^

Politique

Premier mai

Hommages à Brahim Bouarram : Macron fait dans la récup’

Décidément, le 1er mai a marqué cette année un seuil dans la démobilisation de notre classe, déboussolée face au faux choix qui lui est promis par le 2nd tour. Mais les manifs traditionnelles de la fête internationale des travailleurs ont aussi fait l’objet d’une tentative de récupération de la part du mouvement de Macron, qui appelait à manifester au même endroit dans plusieurs villes. Les médias ont ainsi pu voir Macron sur le lieu de commémoration de l’assassinat de Brahim Bouarram par des militants du FN en 1995.

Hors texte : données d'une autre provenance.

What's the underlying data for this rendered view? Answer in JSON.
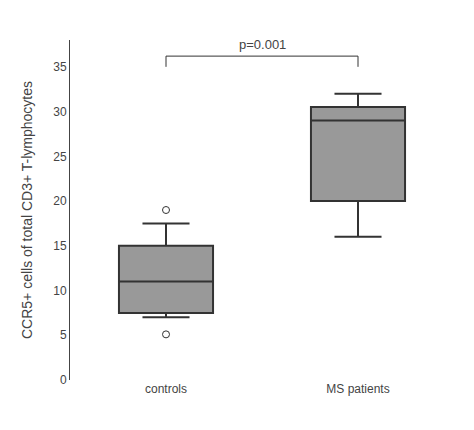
{
  "chart_data": {
    "type": "box",
    "categories": [
      "controls",
      "MS patients"
    ],
    "boxes": [
      {
        "q1": 7.5,
        "median": 11,
        "q3": 15,
        "whisker_low": 7.0,
        "whisker_high": 17.5,
        "outliers": [
          5.1,
          19.0
        ]
      },
      {
        "q1": 20.0,
        "median": 29.0,
        "q3": 30.5,
        "whisker_low": 16.0,
        "whisker_high": 32.0,
        "outliers": []
      }
    ],
    "ylabel": "CCR5+ cells of total CD3+ T-lymphocytes",
    "ylim": [
      0,
      38
    ],
    "yticks": [
      0,
      5,
      10,
      15,
      20,
      25,
      30,
      35
    ],
    "color": "#333333",
    "marker": "circle",
    "grid": false,
    "annotations": [
      {
        "text": "p=0.001",
        "y": 36.2,
        "bracket_drop": 1.2,
        "from": "controls",
        "to": "MS patients"
      }
    ]
  }
}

Joli coup de pub pour ce type qui ne s’est jamais manifesté dans la lutte contre le racisme, et qui invente sa lutte contre le FN au coup par coup. Rappelons quand même qu’il était ministre de l’Économie d’un gouvernement qui s’est chargé des perquisitions administratives depuis l’état d’urgence, des assignations à résidence, et qui est allé jusqu’à proposer la déchéance de nationalité, revendication directement empruntée à l’extrême droite.

Et le voilà, face caméra, qui nous fait le coup de l’antiracisme et de la lutte contre le FN. Avec la même sincérité, sans doute, que Chirac qui, en 2006, avait osé « découvrir » les difficultés matérielles des anciens soldats des colonies après avoir vu le film Indigènes. Ou encore Hollande qui, subitement pris d’un souci d’égalité probablement, a réintégré 28 tirailleurs sénégalais dans la nationalité française le 15 avril dernier.

On imagine sans peine la place qu’occupe la lutte contre le racisme et les idées puantes du FN dans la vie de tels personnages : le temps d’une pastille, quelques minutes médiatiques. Macron est un fake à soi seul, il est hors de question de lui laisser la lutte contre le racisme et l’extrême droite comme s’il ne s’agissait que d’un moment de presse people. Si le racisme tue encore, tous les professionnels de la politique en sont directement responsables.